Ich empfehle eine Beschwerde bei der Bundesnetzagentur. Die Beschwerde kann per eMail erfolgen, beschreibt den Vorfall und gebtdie betroffenen Nummern an. Wichtig ist, daß Ihr Euere komplette Anschrift angebt, damit Euere Beschwerde bearbeitet wird.

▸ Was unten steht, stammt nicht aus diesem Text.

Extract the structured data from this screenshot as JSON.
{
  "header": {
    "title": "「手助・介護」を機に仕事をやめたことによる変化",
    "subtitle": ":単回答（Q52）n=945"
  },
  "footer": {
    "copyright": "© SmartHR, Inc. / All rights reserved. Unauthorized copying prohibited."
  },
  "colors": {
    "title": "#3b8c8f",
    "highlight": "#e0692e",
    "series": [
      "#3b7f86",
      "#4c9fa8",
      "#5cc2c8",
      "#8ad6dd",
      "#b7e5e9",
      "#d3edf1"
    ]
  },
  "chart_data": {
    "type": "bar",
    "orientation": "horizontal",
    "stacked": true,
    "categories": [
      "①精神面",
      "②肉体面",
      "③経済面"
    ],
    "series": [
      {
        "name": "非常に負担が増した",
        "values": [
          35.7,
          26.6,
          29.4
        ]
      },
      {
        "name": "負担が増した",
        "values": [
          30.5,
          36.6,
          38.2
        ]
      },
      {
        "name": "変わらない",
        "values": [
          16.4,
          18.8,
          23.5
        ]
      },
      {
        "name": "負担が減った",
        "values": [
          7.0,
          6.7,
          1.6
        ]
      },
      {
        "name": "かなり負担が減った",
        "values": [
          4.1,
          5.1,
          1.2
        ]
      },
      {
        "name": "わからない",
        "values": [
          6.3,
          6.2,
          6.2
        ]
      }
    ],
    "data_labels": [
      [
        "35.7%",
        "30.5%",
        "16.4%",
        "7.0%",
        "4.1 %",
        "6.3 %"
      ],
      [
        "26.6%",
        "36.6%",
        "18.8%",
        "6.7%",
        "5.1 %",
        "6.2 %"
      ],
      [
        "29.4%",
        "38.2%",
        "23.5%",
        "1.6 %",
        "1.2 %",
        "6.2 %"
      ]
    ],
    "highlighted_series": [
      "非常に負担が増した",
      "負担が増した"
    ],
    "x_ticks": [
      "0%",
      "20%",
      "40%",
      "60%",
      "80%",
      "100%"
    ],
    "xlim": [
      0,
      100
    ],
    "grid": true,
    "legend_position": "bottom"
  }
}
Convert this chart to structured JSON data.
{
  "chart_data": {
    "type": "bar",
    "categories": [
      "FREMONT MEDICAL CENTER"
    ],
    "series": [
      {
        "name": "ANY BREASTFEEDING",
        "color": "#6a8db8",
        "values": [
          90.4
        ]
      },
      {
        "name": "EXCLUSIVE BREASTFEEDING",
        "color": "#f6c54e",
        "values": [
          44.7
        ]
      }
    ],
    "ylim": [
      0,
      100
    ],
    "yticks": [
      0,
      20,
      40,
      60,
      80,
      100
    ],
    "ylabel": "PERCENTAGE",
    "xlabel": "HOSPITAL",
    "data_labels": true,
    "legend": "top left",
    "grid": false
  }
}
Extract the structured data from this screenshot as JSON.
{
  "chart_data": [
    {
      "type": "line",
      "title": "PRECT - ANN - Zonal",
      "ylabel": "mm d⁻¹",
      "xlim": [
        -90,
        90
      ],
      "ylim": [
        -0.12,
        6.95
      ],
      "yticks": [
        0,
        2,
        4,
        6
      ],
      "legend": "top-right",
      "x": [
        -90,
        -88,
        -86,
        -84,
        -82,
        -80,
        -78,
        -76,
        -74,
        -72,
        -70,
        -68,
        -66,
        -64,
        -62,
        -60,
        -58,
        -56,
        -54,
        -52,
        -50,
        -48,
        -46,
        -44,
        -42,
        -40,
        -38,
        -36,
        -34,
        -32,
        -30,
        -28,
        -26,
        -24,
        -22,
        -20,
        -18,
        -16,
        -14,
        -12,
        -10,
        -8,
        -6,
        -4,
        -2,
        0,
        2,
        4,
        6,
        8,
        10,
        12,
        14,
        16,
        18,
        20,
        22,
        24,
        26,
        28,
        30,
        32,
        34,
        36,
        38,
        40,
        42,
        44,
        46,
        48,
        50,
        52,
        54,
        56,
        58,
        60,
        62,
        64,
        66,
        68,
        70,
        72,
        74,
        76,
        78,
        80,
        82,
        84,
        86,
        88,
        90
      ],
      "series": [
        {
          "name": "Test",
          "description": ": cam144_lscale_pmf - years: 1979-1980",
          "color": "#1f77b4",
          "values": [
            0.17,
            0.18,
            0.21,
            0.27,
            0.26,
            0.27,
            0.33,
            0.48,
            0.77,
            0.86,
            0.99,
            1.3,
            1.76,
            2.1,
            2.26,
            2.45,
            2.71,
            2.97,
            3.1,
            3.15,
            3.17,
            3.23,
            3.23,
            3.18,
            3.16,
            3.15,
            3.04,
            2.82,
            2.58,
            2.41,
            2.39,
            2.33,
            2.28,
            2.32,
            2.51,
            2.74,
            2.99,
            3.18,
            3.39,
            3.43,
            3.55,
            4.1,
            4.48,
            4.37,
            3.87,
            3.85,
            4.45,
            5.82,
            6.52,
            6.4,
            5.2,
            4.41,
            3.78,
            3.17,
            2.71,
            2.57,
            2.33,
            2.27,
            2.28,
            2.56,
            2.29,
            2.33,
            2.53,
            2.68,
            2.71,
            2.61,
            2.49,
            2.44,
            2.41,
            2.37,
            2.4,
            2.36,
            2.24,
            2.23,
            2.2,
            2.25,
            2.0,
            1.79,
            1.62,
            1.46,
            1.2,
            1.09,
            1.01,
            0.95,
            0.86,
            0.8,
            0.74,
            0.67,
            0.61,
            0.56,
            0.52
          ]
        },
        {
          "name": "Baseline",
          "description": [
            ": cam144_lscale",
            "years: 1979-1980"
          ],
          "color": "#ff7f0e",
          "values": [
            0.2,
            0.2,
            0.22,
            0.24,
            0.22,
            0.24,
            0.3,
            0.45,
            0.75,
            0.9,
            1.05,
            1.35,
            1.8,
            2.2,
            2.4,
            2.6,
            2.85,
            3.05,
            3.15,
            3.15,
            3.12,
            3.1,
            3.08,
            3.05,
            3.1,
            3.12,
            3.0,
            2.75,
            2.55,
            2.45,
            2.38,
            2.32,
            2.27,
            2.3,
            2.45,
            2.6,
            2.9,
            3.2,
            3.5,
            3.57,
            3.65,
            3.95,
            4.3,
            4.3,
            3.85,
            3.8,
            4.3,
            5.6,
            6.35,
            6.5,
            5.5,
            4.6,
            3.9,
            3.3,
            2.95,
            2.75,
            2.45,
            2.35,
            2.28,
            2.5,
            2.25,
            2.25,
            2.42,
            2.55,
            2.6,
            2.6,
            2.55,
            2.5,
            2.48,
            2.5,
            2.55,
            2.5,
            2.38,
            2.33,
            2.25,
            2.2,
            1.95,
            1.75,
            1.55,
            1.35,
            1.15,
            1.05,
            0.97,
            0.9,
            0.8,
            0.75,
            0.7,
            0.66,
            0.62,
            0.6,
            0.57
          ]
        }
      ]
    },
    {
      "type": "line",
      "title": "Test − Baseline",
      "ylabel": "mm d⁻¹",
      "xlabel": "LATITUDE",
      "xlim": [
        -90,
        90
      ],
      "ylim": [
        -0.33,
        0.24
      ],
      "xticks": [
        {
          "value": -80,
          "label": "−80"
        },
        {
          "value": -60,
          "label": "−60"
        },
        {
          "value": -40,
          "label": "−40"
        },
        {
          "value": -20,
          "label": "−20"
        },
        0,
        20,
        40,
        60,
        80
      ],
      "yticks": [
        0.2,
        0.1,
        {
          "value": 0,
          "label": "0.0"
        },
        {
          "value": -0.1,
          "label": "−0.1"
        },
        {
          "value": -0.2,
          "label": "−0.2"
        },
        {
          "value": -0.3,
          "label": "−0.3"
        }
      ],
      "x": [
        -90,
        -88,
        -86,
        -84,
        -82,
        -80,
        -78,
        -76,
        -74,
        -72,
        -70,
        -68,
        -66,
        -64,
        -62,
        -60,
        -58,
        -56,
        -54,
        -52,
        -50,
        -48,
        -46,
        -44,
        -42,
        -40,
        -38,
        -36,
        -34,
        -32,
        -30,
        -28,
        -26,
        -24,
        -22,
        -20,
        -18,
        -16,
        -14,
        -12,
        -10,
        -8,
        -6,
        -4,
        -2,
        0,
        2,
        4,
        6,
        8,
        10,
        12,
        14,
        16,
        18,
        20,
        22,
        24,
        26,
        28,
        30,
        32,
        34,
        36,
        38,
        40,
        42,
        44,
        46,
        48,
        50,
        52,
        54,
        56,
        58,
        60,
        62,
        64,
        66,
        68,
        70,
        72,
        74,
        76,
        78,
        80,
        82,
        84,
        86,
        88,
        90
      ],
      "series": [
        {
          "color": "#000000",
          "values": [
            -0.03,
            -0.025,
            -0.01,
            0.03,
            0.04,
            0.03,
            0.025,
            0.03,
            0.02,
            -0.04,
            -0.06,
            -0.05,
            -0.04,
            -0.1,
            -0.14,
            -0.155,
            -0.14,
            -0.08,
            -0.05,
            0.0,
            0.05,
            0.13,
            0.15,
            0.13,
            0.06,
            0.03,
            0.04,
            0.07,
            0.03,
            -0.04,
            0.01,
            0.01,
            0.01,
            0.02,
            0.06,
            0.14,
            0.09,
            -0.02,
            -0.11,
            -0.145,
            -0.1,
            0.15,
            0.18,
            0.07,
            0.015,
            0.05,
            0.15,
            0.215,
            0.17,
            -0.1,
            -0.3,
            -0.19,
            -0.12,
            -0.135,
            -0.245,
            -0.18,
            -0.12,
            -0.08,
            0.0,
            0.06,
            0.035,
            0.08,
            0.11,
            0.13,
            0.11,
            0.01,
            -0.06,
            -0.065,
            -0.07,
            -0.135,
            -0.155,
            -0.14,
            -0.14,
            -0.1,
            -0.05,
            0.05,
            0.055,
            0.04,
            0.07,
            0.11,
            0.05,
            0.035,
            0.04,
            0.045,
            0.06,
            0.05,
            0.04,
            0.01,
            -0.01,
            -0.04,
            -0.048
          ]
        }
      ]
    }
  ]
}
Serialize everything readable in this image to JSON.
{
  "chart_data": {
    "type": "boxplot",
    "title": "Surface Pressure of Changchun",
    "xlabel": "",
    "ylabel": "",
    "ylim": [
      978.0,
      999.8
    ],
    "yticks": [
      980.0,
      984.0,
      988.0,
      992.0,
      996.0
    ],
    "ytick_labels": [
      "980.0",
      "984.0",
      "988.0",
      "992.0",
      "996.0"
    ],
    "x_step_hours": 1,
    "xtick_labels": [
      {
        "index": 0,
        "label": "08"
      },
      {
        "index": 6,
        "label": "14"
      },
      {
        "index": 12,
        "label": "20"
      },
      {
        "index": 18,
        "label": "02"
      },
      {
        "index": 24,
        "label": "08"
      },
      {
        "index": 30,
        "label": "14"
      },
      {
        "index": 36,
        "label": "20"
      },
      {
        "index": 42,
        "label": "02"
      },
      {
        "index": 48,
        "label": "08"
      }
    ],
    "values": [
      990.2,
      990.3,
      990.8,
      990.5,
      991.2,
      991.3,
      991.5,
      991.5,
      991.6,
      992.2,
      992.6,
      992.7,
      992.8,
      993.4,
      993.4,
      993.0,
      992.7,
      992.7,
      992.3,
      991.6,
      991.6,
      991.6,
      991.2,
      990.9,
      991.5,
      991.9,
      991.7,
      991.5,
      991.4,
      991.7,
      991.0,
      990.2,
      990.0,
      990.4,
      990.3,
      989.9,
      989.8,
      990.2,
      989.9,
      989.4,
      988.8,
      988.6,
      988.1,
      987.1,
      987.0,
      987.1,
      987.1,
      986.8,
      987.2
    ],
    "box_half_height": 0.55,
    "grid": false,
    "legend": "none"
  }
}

Ich persönlich würde jedem normalen Opfer davon abraten bei Carmunity anzurufen und den SMS-Spammern beim Listen waschen zu helfen. Carmunity ist derartig häufig in Täuschung und Abzocke verwickelt, daß ich nicht mehr an Zufall glauben kann. Carmunity steht zum Beispiel auch im Mittelpunkt unserer Heiratsschwindler-Abzocke.

Nebelwolf


----------



## MRidder (11 November 2010)

*AW: Der richtige Weg*



Nebelwolf schrieb:


> Hallo zusammen!
> 
> Ich empfehle eine Beschwerde bei der Bundesnetzagentur. Die Beschwerde kann per eMail erfolgen, beschreibt den Vorfall und gebtdie betroffenen Nummern an. Wichtig ist, daß Ihr Euere komplette Anschrift angebt, damit Euere Beschwerde bearbeitet wird.
> 
> ...



Sorry, das nützt nicht! Anzeige bei der Staatsanwaltschaft Bremen einreiche -> Aboabzocker carmunity bezeichnet vodafone und andere mobilfunkprovider als partner - Seite 3 - Sat.1 Forum


----------



## halefans (21 Februar 2012)

Steigerung dieser Beiträge. Seit mehr als einem Jahr werden meinem t-mobil konto von Carmuniti. com GmbH  € 19.96 zuzüglich Mehrwertsteuer abgebucht. (Geschäftskunden Rechnung) Niemals haben wir hier irgend einen Auftrag erteilt und ich wüsste gerne wie ich mich dagegen wehren kann? Aus diesem Carmuniti ist seit September Dimoco GmbH geworden mit den gleichen Abbuchungsvorgängen. Macht es Sinn hier eine Anzeige zu machen. Ich fühle mich ganz schön veräppelt!!!
Kann mir denn jemand helfen. Herzlichen Dank für eine Antwort. ...Das ich so blöd war dies nicht zu prüfen weiß ich wohl selbst.


----------



## Reducal (21 Februar 2012)

halefans schrieb:


> Kann mir denn jemand helfen. ...Das ich so blöd war dies nicht zu prüfen weiß ich wohl selbst.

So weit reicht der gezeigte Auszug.